For the most part, it said, fintech firms have simply been too small to make a meaningful dent in the traditional financial services industry.
"Fintech firms have generally not had sufficient access to the low-cost funding or the customer base necessary to pose a serious competitive threat to established financial institutions in mature financial market segments," the report said.
Partnering with banks, insurers and wealth management firms is increasingly becoming the way that fintechs achieve scale and distribute their products, the report said.
But "big tech" firms such as Facebook Inc., Tencent Holdings Ltd., Baidu Inc. and Amazon.com Inc., which are increasingly involved in providing payment services, insurance and short-term credit are another matter altogether.
"The competitive impact of big tech may be greater than that of fintech firms.

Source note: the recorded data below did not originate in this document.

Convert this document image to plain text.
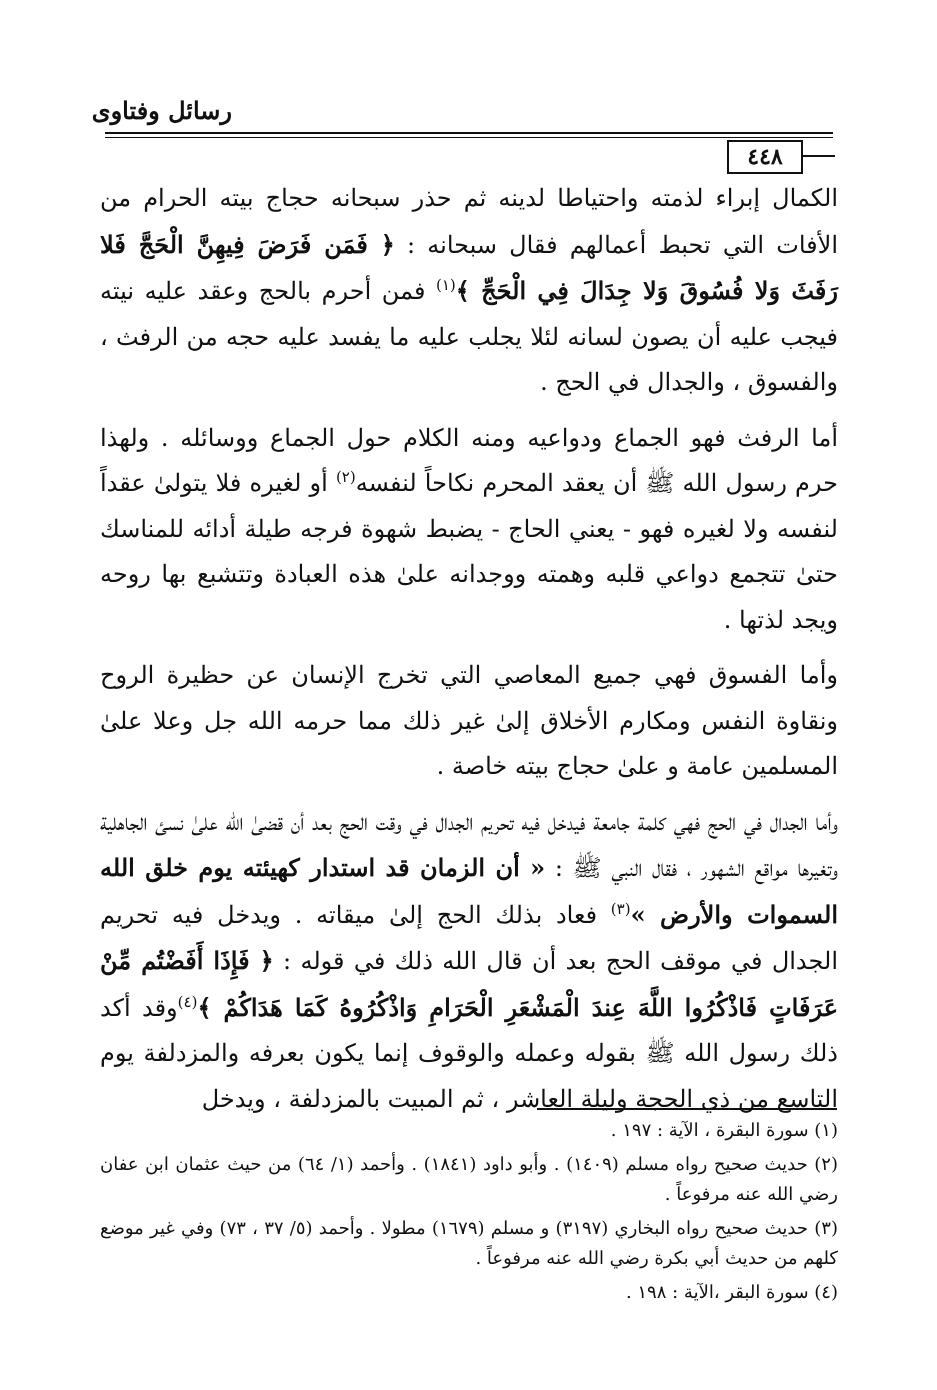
رسائل وفتاوى
٤٤٨

الكمال إبراء لذمته واحتياطا لدينه ثم حذر سبحانه حجاج بيته الحرام من الأفات التي تحبط أعمالهم فقال سبحانه : ﴿ فَمَن فَرَضَ فِيهِنَّ الْحَجَّ فَلا رَفَثَ وَلا فُسُوقَ وَلا جِدَالَ فِي الْحَجِّ ﴾$^{(١)}$ فمن أحرم بالحج وعقد عليه نيته فيجب عليه أن يصون لسانه لئلا يجلب عليه ما يفسد عليه حجه من الرفث ، والفسوق ، والجدال في الحج .

أما الرفث فهو الجماع ودواعيه ومنه الكلام حول الجماع ووسائله . ولهذا حرم رسول الله ﷺ أن يعقد المحرم نكاحاً لنفسه$^{(٢)}$ أو لغيره فلا يتولىٰ عقداً لنفسه ولا لغيره فهو - يعني الحاج - يضبط شهوة فرجه طيلة أدائه للمناسك حتىٰ تتجمع دواعي قلبه وهمته ووجدانه علىٰ هذه العبادة وتتشبع بها روحه ويجد لذتها .

وأما الفسوق فهي جميع المعاصي التي تخرج الإنسان عن حظيرة الروح ونقاوة النفس ومكارم الأخلاق إلىٰ غير ذلك مما حرمه الله جل وعلا علىٰ المسلمين عامة و علىٰ حجاج بيته خاصة .

وأما الجدال في الحج فهي كلمة جامعة فيدخل فيه تحريم الجدال في وقت الحج بعد أن قضىٰ الله علىٰ نسئ الجاهلية وتغيرها مواقع الشهور ، فقال النبي ﷺ : « أن الزمان قد استدار كهيئته يوم خلق الله السموات والأرض »$^{(٣)}$ فعاد بذلك الحج إلىٰ ميقاته . ويدخل فيه تحريم الجدال في موقف الحج بعد أن قال الله ذلك في قوله : ﴿ فَإِذَا أَفَضْتُم مِّنْ عَرَفَاتٍ فَاذْكُرُوا اللَّهَ عِندَ الْمَشْعَرِ الْحَرَامِ وَاذْكُرُوهُ كَمَا هَدَاكُمْ ﴾$^{(٤)}$وقد أكد ذلك رسول الله ﷺ بقوله وعمله والوقوف إنما يكون بعرفه والمزدلفة يوم التاسع من ذي الحجة وليلة العاشر ، ثم المبيت بالمزدلفة ، ويدخل

(١) سورة البقرة ، الآية : ١٩٧ .

(٢) حديث صحيح رواه مسلم (١٤٠٩) . وأبو داود (١٨٤١) . وأحمد (١/ ٦٤) من حيث عثمان ابن عفان رضي الله عنه مرفوعاً .

(٣) حديث صحيح رواه البخاري (٣١٩٧) و مسلم (١٦٧٩) مطولا . وأحمد (٥/ ٣٧ ، ٧٣) وفي غير موضع كلهم من حديث أبي بكرة رضي الله عنه مرفوعاً .

(٤) سورة البقر ،الآية : ١٩٨ .
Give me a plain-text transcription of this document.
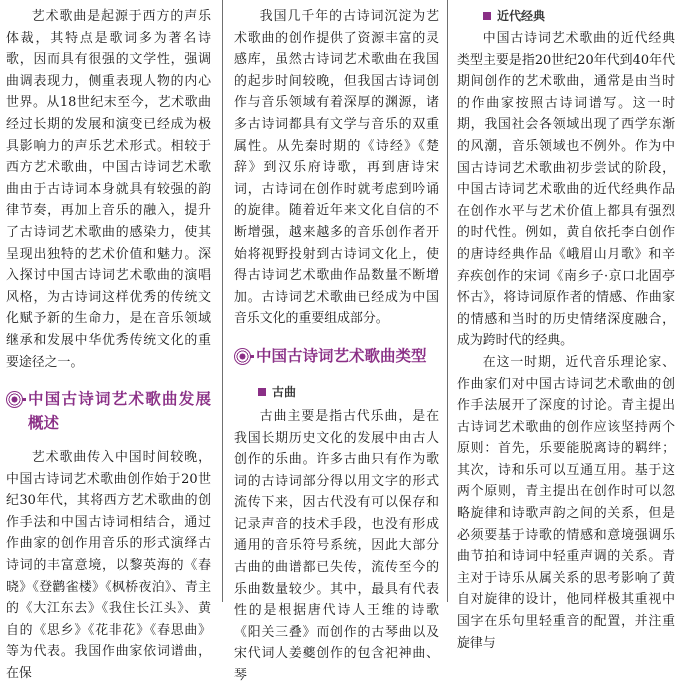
艺术歌曲是起源于西方的声乐体裁，其特点是歌词多为著名诗歌，因而具有很强的文学性，强调曲调表现力，侧重表现人物的内心世界。从18世纪末至今，艺术歌曲经过长期的发展和演变已经成为极具影响力的声乐艺术形式。相较于西方艺术歌曲，中国古诗词艺术歌曲由于古诗词本身就具有较强的韵律节奏，再加上音乐的融入，提升了古诗词艺术歌曲的感染力，使其呈现出独特的艺术价值和魅力。深入探讨中国古诗词艺术歌曲的演唱风格，为古诗词这样优秀的传统文化赋予新的生命力，是在音乐领域继承和发展中华优秀传统文化的重要途径之一。

中国古诗词艺术歌曲发展概述

艺术歌曲传入中国时间较晚，中国古诗词艺术歌曲创作始于20世纪30年代，其将西方艺术歌曲的创作手法和中国古诗词相结合，通过作曲家的创作用音乐的形式演绎古诗词的丰富意境，以黎英海的《春晓》《登鹳雀楼》《枫桥夜泊》、青主的《大江东去》《我住长江头》、黄自的《思乡》《花非花》《春思曲》等为代表。我国作曲家依词谱曲，在保

我国几千年的古诗词沉淀为艺术歌曲的创作提供了资源丰富的灵感库，虽然古诗词艺术歌曲在我国的起步时间较晚，但我国古诗词创作与音乐领域有着深厚的渊源，诸多古诗词都具有文学与音乐的双重属性。从先秦时期的《诗经》《楚辞》到汉乐府诗歌，再到唐诗宋词，古诗词在创作时就考虑到吟诵的旋律。随着近年来文化自信的不断增强，越来越多的音乐创作者开始将视野投射到古诗词文化上，使得古诗词艺术歌曲作品数量不断增加。古诗词艺术歌曲已经成为中国音乐文化的重要组成部分。

中国古诗词艺术歌曲类型
古曲

古曲主要是指古代乐曲，是在我国长期历史文化的发展中由古人创作的乐曲。许多古曲只有作为歌词的古诗词部分得以用文字的形式流传下来，因古代没有可以保存和记录声音的技术手段，也没有形成通用的音乐符号系统，因此大部分古曲的曲谱都已失传，流传至今的乐曲数量较少。其中，最具有代表性的是根据唐代诗人王维的诗歌《阳关三叠》而创作的古琴曲以及宋代词人姜夔创作的包含祀神曲、琴

近代经典

中国古诗词艺术歌曲的近代经典类型主要是指20世纪20年代到40年代期间创作的艺术歌曲，通常是由当时的作曲家按照古诗词谱写。这一时期，我国社会各领域出现了西学东渐的风潮，音乐领域也不例外。作为中国古诗词艺术歌曲初步尝试的阶段，中国古诗词艺术歌曲的近代经典作品在创作水平与艺术价值上都具有强烈的时代性。例如，黄自依托李白创作的唐诗经典作品《峨眉山月歌》和辛弃疾创作的宋词《南乡子·京口北固亭怀古》，将诗词原作者的情感、作曲家的情感和当时的历史情绪深度融合，成为跨时代的经典。

在这一时期，近代音乐理论家、作曲家们对中国古诗词艺术歌曲的创作手法展开了深度的讨论。青主提出古诗词艺术歌曲的创作应该坚持两个原则：首先，乐要能脱离诗的羁绊；其次，诗和乐可以互通互用。基于这两个原则，青主提出在创作时可以忽略旋律和诗歌声韵之间的关系，但是必须要基于诗歌的情感和意境强调乐曲节拍和诗词中轻重声调的关系。青主对于诗乐从属关系的思考影响了黄自对旋律的设计，他同样极其重视中国字在乐句里轻重音的配置，并注重旋律与
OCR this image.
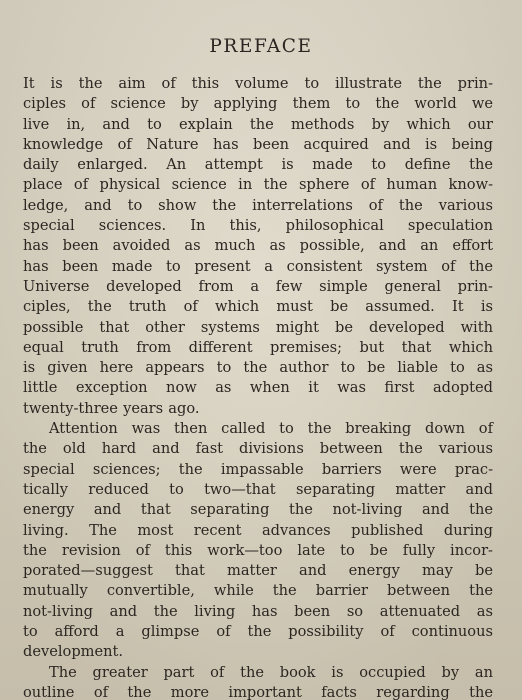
PREFACE
It is the aim of this volume to illustrate the prin-
ciples of science by applying them to the world we
live in, and to explain the methods by which our
knowledge of Nature has been acquired and is being
daily enlarged. An attempt is made to define the
place of physical science in the sphere of human know-
ledge, and to show the interrelations of the various
special sciences. In this, philosophical speculation
has been avoided as much as possible, and an effort
has been made to present a consistent system of the
Universe developed from a few simple general prin-
ciples, the truth of which must be assumed. It is
possible that other systems might be developed with
equal truth from different premises; but that which
is given here appears to the author to be liable to as
little exception now as when it was first adopted
twenty-three years ago.
Attention was then called to the breaking down of
the old hard and fast divisions between the various
special sciences; the impassable barriers were prac-
tically reduced to two—that separating matter and
energy and that separating the not-living and the
living. The most recent advances published during
the revision of this work—too late to be fully incor-
porated—suggest that matter and energy may be
mutually convertible, while the barrier between the
not-living and the living has been so attenuated as
to afford a glimpse of the possibility of continuous
development.
The greater part of the book is occupied by an
outline of the more important facts regarding the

Big tech firms typically have large, established customer networks and enjoy name recognition and trust," the report said.
Proprietary data
In many cases, "big tech" companies have access to proprietary customer data created through services such as social media, which allows them to better target products to customers, according to the Financial Stability Board. Not only this, but tech giants also tend to have strong financial positions and ready access to low-cost funding, which would be out of reach of newer, smaller fintechs. Their existing large customer networks also allow them to scale extremely quickly, the report noted.
This will lead to increased competitive pressure on incumbent financial institutions, but it will not necessarily make markets more competitive.
This is because the large market shares of a handful of large firms could lead to greater concentration in the hands of just a fewer players, according to the report. A "striking example" of concentration already taking place in is the mobile payments industry in China, where just two firms account for 94% of the total market. Concentration could be a potential risk to financial stability in future, the Financial Stability Board said.
The report also warned that if incumbent financial institutions come to rely more on third-party data services providers, such as cloud storage companies, there could be a new concentration of risk in the global financial architecture.
"If high reliance were to emerge, along with a high degree of concentration among service providers, then an operational failure, cyber incident or insolvency could disrupt the activities of multiple financial institutions. Thus, while increased reliance on third-party providers specializing in cloud services may reduce operational risk at the individual firm level (idiosyncratic risk), it could also pose new risks and challenges for the financial system as a whole," the report said.